なお、この際気になるのが税金の問題ですが、信託の目的にしたがって信託不動産を売却した場合、譲渡所得税は信託法上の所有者である受託者ではなく、信託不動産から利益を享受する「受益者」が納税する義務を負うこととなります。

 

A信託終了によって売却
信託契約の目的や内容に信託不動産の売買が含まれていない場合は、受託者の権限において信託不動産を売却することができません。

 

そのため、信託期間中については、賃貸アパートの管理運営を継続しなければなりません。そして、父親Xの死亡によって信託契約が終了した際に、最終的な信託不動産の帰属先として指定された人が、自らの意思で不動産を売却するという方法があります。

 

例えば「父親Xの死亡によって信託契約が終了し、信託不動産は長男Yに帰属する」との指定があれば、長男Yは家族信託の受託者としてではなく、賃貸アパートの所有者として当該不動産を売却することができます。

 

B受益権を売却する
第三の方法として、信託不動産それ自体の売却ではなく、受益権を売却するという方法もあります。

 

そもそも家族信託は、信託不動産自体は独立した存在として扱われるため、登記上の名義人となっている受託者が信託契約の内容に則って信託財産を売却したとしても、それによって得られる利益は受託者ではなく「受益者」が享受することになります。

 

ということは、信託不動産自体を売却するのではなく、受益者が持つ「受益権」という権利を売却すれば実質的には同じような状況が生まれることになります。

 

受益権の売却は、所得税法上信託不動産の売却と同じと解釈することができますので、この際の受益権の売却にも、信託不動産を売却したときと同様の譲渡所得税が「受益者」に対して課税されます。

 

譲渡所得税の計算における短期譲渡と長期譲渡
ここで気になるのが、短期譲渡所得と長期譲渡所得の判別方法です。

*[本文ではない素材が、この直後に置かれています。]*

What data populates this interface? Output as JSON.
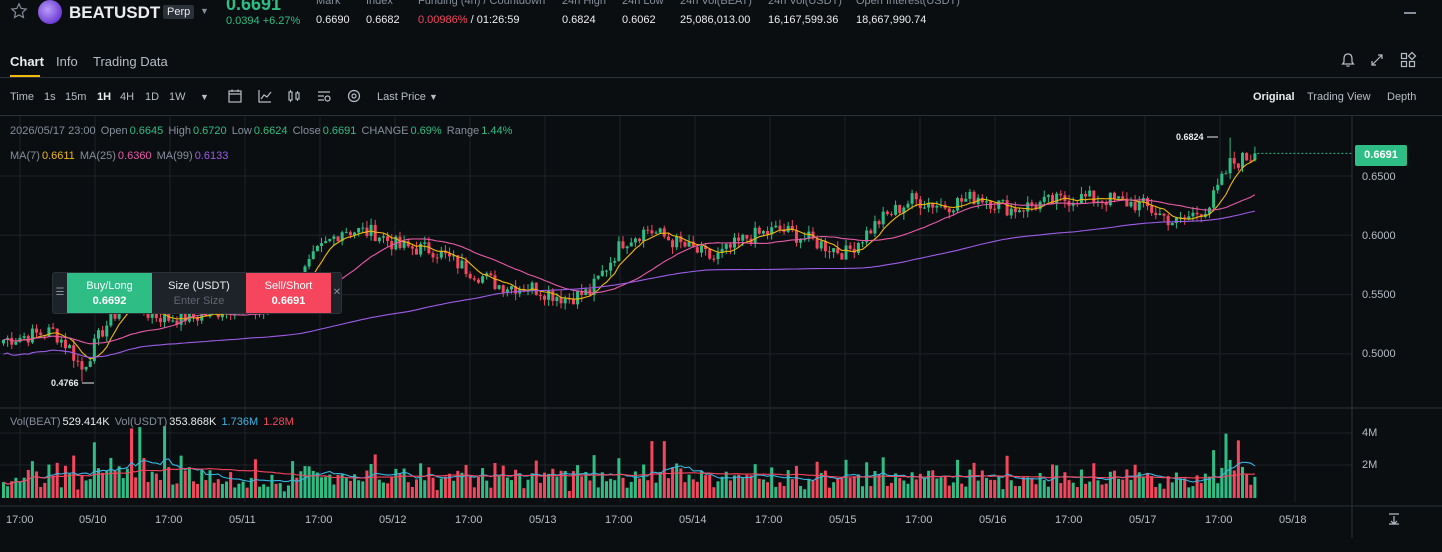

通常であれば、譲渡した年の1月1日現在の所有期間が5年を超える土地や建物を売却した場合は長期譲渡所得となり、下記の税率で課税されます。

 

【長期譲渡所得の場合】
所得税:15%
住民税:5%

 

これに対し、譲渡した年の1月1日時点で所有期間が5年以下の場合は、以下のように税金が割高になります。

 

【短期譲渡所得の場合】
所得税:30%
復興特別所得税:2.1%
住民税:9%

 

では、信託不動産を売却した場合の「所有期間」とはどのように考えるのでしょうか。例えば、委託者=受益者となる上記具体例のような自益信託の場合は、信託契約によって不動産の取得日が変わることはありませんので、実際にその不動産を取得した日で計算することができます。

 

それ以外の他益信託や自己信託などの場合は、若干複雑になりますので、詳しくは税理士または所轄税務署にご確認ください。

 

まとめ
・受益権売買のみなれない取引ですが、信託財産を受益権で売却することができます
・しかし、通常信託受益権で売買されることは稀で、実際には受益権を解除して売買することの方が多いです。それくらい受益権売買が、不動産投資家の一般流通市場ではないからです。